Cas. 1 = mise en œuvre de la politique de contrôle des infections pour “ droplet

précautions &#x0201d ;; 2 = établissement … Tous les hôpitaux ont mis en place des politiques de contrôle des infections pour les gouttelettes “

précaution ” et l’admission directe des cas probables et soupçonnés de SRAS

aux quartiers d’isolement dans une semaine. L’hôpital B a fermé les salles d’isolement pour

visiteurs le 12 mars et d’autres hôpitaux le 26 ou le 27 mars. La figure montre

le calendrier de mise en œuvre de diverses politiques et le nombre de personnes infectées

le personnel hospitalier et les patients atteints du SRAS admis dans chaque hôpital jusqu’au 12

Avril dh. Nous avons observé cinq choses. Admission du premier patient atteint du SRAS à un service de médecine générale

(hôpital D) ainsi que l’administration de bronchodilatateur en utilisant un jet

nébuliseur était associé à l’infection d’un grand nombre de membres du personnel, de patients,

et les visiteurs.

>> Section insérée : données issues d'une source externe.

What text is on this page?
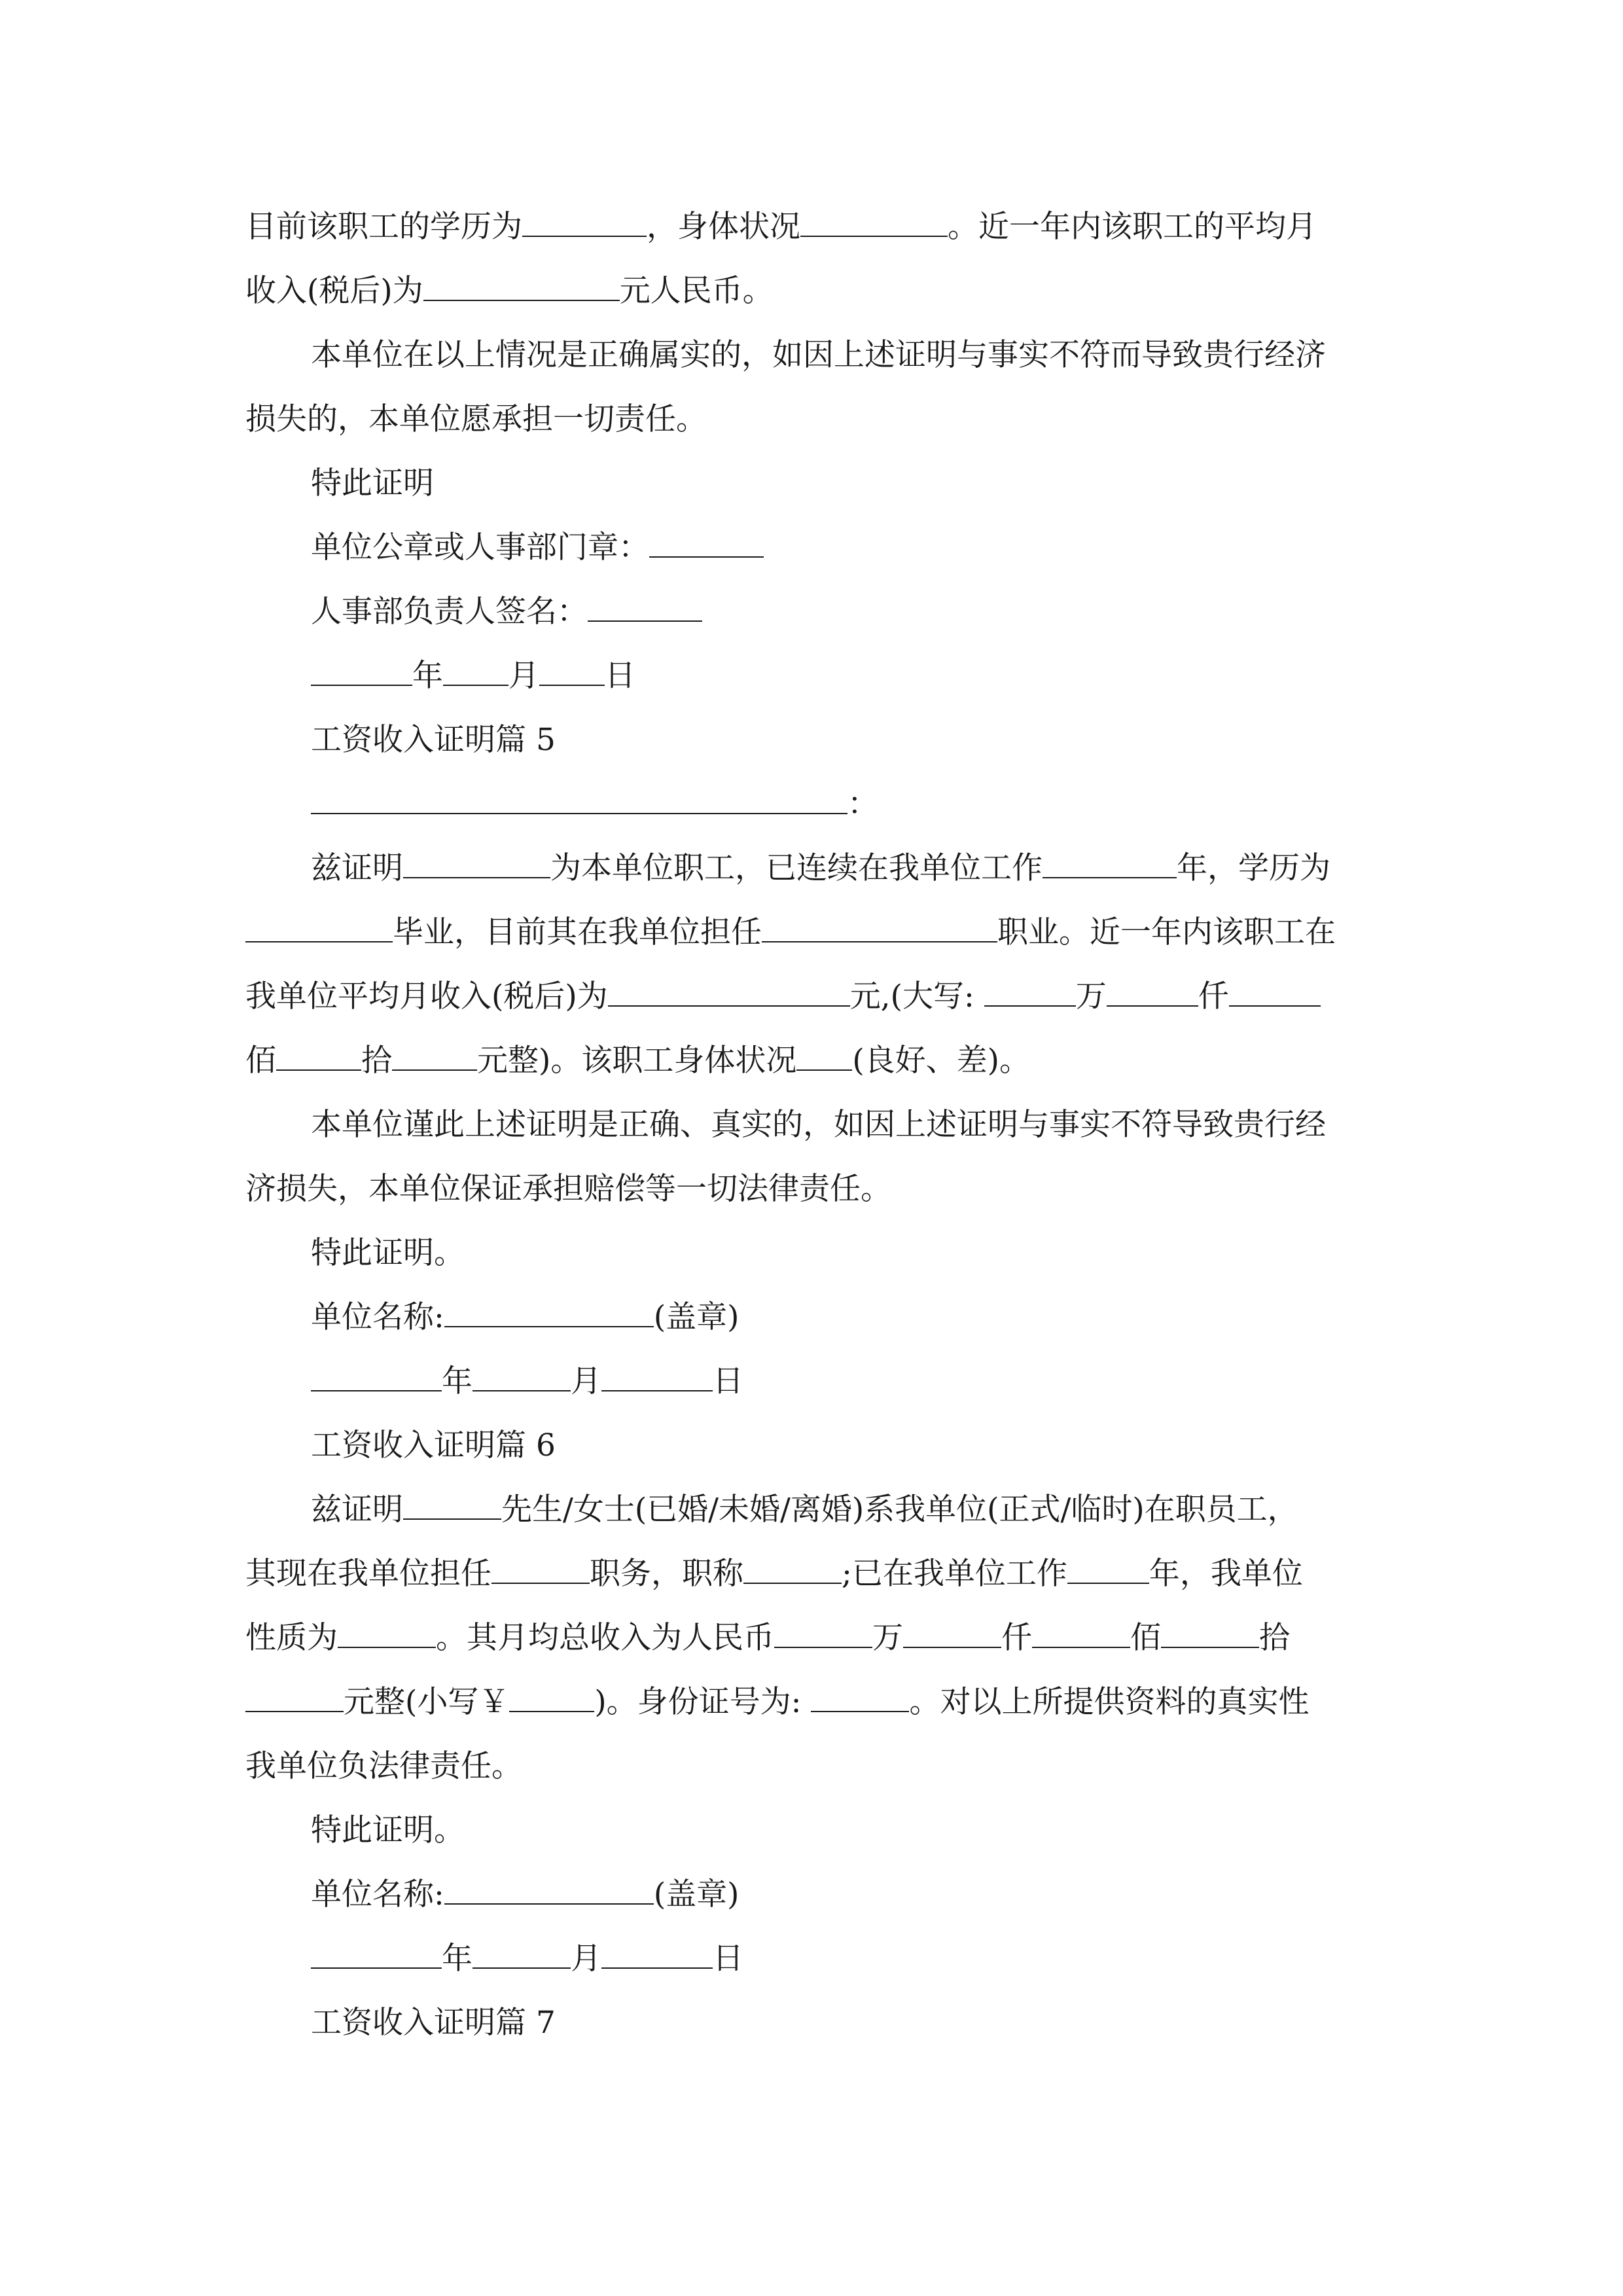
目前该职工的学历为	，身体状况	。近一年内该职工的平均月
收入(税后)为	元人民币。
本单位在以上情况是正确属实的，如因上述证明与事实不符而导致贵行经济
损失的，本单位愿承担一切责任。
特此证明
单位公章或人事部门章：
人事部负责人签名：
年 月 日
工资收入证明篇 5
：
兹证明	为本单位职工，已连续在我单位工作	年，学历为
毕业，目前其在我单位担任	职业。近一年内该职工在
我单位平均月收入(税后)为	元,(大写:	万	仟
佰	拾	元整)。该职工身体状况 (良好、差)。
本单位谨此上述证明是正确、真实的，如因上述证明与事实不符导致贵行经
济损失，本单位保证承担赔偿等一切法律责任。
特此证明。
单位名称:	(盖章)
年	月	日
工资收入证明篇 6
兹证明	先生/女士(已婚/未婚/离婚)系我单位(正式/临时)在职员工，
其现在我单位担任	职务，职称	;已在我单位工作	年，我单位
性质为	。其月均总收入为人民币	万	仟	佰	拾
元整(小写￥	)。身份证号为:	。对以上所提供资料的真实性
我单位负法律责任。
特此证明。
单位名称:	(盖章)
年	月	日
工资收入证明篇 7
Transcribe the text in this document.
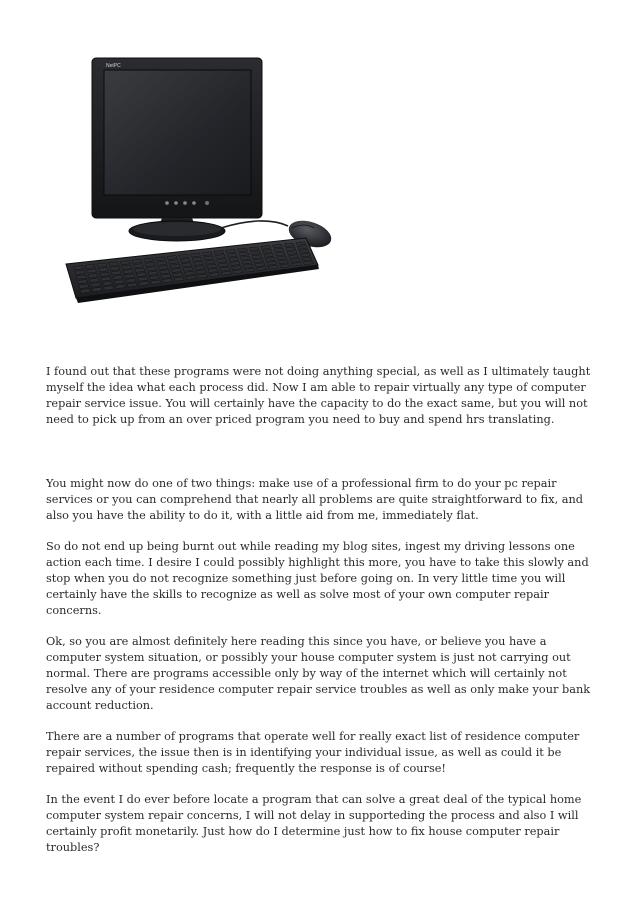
NetPC

I found out that these programs were not doing anything special, as well as I ultimately taught myself the idea what each process did. Now I am able to repair virtually any type of computer repair service issue. You will certainly have the capacity to do the exact same, but you will not need to pick up from an over priced program you need to buy and spend hrs translating.

You might now do one of two things: make use of a professional firm to do your pc repair services or you can comprehend that nearly all problems are quite straightforward to fix, and also you have the ability to do it, with a little aid from me, immediately flat.

So do not end up being burnt out while reading my blog sites, ingest my driving lessons one action each time. I desire I could possibly highlight this more, you have to take this slowly and stop when you do not recognize something just before going on. In very little time you will certainly have the skills to recognize as well as solve most of your own computer repair concerns.

Ok, so you are almost definitely here reading this since you have, or believe you have a computer system situation, or possibly your house computer system is just not carrying out normal. There are programs accessible only by way of the internet which will certainly not resolve any of your residence computer repair service troubles as well as only make your bank account reduction.

There are a number of programs that operate well for really exact list of residence computer repair services, the issue then is in identifying your individual issue, as well as could it be repaired without spending cash; frequently the response is of course!

In the event I do ever before locate a program that can solve a great deal of the typical home computer system repair concerns, I will not delay in supporteding the process and also I will certainly profit monetarily. Just how do I determine just how to fix house computer repair troubles?
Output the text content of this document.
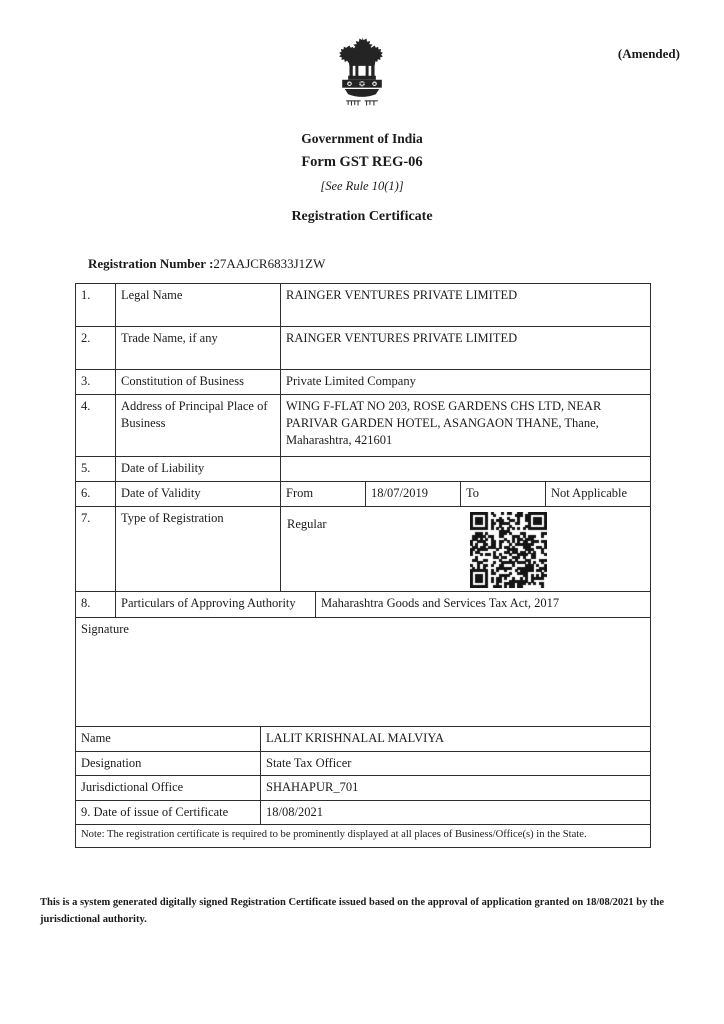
(Amended)
Government of India
Form GST REG-06
[See Rule 10(1)]
Registration Certificate
Registration Number :27AAJCR6833J1ZW
1.	Legal Name		RAINGER VENTURES PRIVATE LIMITED				
2.	Trade Name, if any		RAINGER VENTURES PRIVATE LIMITED				
3.	Constitution of Business		Private Limited Company				
4.	Address of Principal Place of Business		WING F-FLAT NO 203, ROSE GARDENS CHS LTD, NEAR PARIVAR GARDEN HOTEL, ASANGAON THANE, Thane, Maharashtra, 421601				
5.	Date of Liability						
6.	Date of Validity		From		18/07/2019	To	Not Applicable
7.	Type of Registration		Regular				

8.	Particulars of Approving Authority			Maharashtra Goods and Services Tax Act, 2017			
Signature							
Name		LALIT KRISHNALAL MALVIYA					
Designation		State Tax Officer					
Jurisdictional Office		SHAHAPUR_701					
9. Date of issue of Certificate		18/08/2021					
Note: The registration certificate is required to be prominently displayed at all places of Business/Office(s) in the State.							
This is a system generated digitally signed Registration Certificate issued based on the approval of application granted on 18/08/2021 by the jurisdictional authority.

Admission directe des patients indexés aux soins intensifs avec isolement

a entraîné un nombre très faible ou nul de personnel hospitalier infecté (hôpitaux A et C). Admission d’un grand nombre de patients atteints du SRAS sur une courte période

submergé la capacité de l’hôpital C et a entraîné une infection du personnel. Politique précoce et stricte d’admission directe des patients avec

SRAS probable et soupçonné dans les quartiers désignés et moins d’admissions pour le SRAS

ont été associés à aucune infection du personnel à l’hôpital B. La fermeture tardive des salles d’isolement a conduit à l’infection des visiteurs et

propagation de la maladie à la communauté.